Plenário do STF fixa teses sobre o direito à educação básica
No julgamento do Recurso Extraordinário 1.008.161/SC, sob relatoria do Min. Luiz Fux, o Plenário do Supremo Tribunal Federal fixou teses (vinculantes) acerca do direito à educação básica, a saber:
(i) A educação básica em todas as suas fases - educação infantil, ensino fundamental e ensino médio - constitui direito fundamental de todas as crianças e jovens, assegurado por normas constitucionais de eficácia plena e aplicabilidade direta e imediata.
(ii) A educação infantil compreende creche (de zero a 3 anos) e a pré-escola (de 4 e 5 anos). Sua oferta pelo Poder Público pode ser exigida individualmente, como no caso examinado neste processo.
(iii) O Poder Público tem o dever jurídico de dar efetividade integral às normas constitucionais sobre acesso à educação básica.
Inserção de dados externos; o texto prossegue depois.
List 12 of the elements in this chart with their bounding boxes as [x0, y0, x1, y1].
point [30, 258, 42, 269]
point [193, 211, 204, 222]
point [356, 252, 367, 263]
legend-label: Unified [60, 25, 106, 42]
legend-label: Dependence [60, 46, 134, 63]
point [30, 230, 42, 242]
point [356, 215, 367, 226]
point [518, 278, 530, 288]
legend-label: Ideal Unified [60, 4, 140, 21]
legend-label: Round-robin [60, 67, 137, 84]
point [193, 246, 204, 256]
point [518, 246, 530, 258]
No caso dos autos, uma mãe tentou matricular sua filha de 3 (três) anos numa creche municipal, mas não obteve sucesso em virtude da indisponibilidade de vagas no estabelecimento. Irresignada, moveu ação de obrigação de fazer em face do ente público, cujos pedidos foram acolhidos em primeira instância - e mantidos nas subsequentes. O argumento defensivo (vencido) foi no sentido de que o Poder Judiciário não poderia se imiscuir em matéria orçamentária e administrativa, reservada exclusivamente à atribuição do Poder Executivo.
Venceu, contudo, a tese autoral. Consignou o relator que "A educação infantil, como primeira etapa do ciclo de educação básica, assume relevância singular no início da formação da personalidade humana. As primeiras experiências de convívio educacional na primeira infância marcam etapas importantes na formação de sua personalidade, bem como da sua socialização e inteligência emocional, contribuindo para o desenvolvimento de capacidades psíquicas, físicas e motoras, em metodologia lúdica que permita o cuidado e a proteção integral das crianças. Na primeira infância, o acesso à educação infantil de qualidade é essencial para que se busque, mediante o exercício de funções de cuidado, educação e atenção, a formação de componentes imprescindíveis ao desenvolvimento integral das crianças, para que essas possam, de forma ativa, começar a construir conhecimentos sobre si mesmas, bem como sobre o mundo que as cerca. Nesse contexto, a necessidade de as famílias irem trabalhar fez surgir a necessidade de creches, como estabelecimentos extradomiciliares específicos destinados ao serviço de educação e cuidado para as crianças de primeira infância, enquanto os demais integrantes de suas famílias se afastavam do lar para trabalhar".
Importante registrar que a educação constitui direito fundamental e social (art. 6º, CF/88), titularizado por todos em face do Estado (art. 205). Nos termos do art. 7º, XXV, a Constituição consagra a "assistência gratuita aos filhos e dependentes desde o nascimento até 5 (cinco) anos de idade em creches e pré-escolas" como direito dos trabalhadores urbanos e rurais. O art. 208, por sua vez, estatui que o dever do Estado com a educação será efetivado mediante a garantia de "educação infantil, em creche e pré-escola, às crianças até 5 (cinco) anos de idade". Já na legislação infraconstitucional, cabe invocar as disposições dos arts. 53, I, e 54, IV, do ECA, e dos arts. 4º, II, 11, V, 29, e 30, I e II, todos da Lei nº 9.394/96 (Lei de Diretrizes e Bases da Educação Nacional).
Também é válido ressaltar que, em se tratando de efetivação do acesso ao ensino fundamental e a educação infantil, o papel dos Município é prioritário, a teor do expresso no art. 211, §2º, da Constituição Federal.
Uma vez desrespeitada a promessa (garantia) constitucional pela fruição desse direito (fundamental), configura-se a lesão a direito que, na forma do art. 5º, XXXV, da Carta Magna, atrai a tutela jurisdicional do Estado para sua remediação - sem qualquer burla ao princípio constitucional da separação das funções de poder (art. 2º).
Processo: STF, Plenário. RE 1.008.161/SC, Rel. Min. Luiz Fux, j. 22/09/2022 (Tema 548 da Repercussão Geral - Informativo 1069).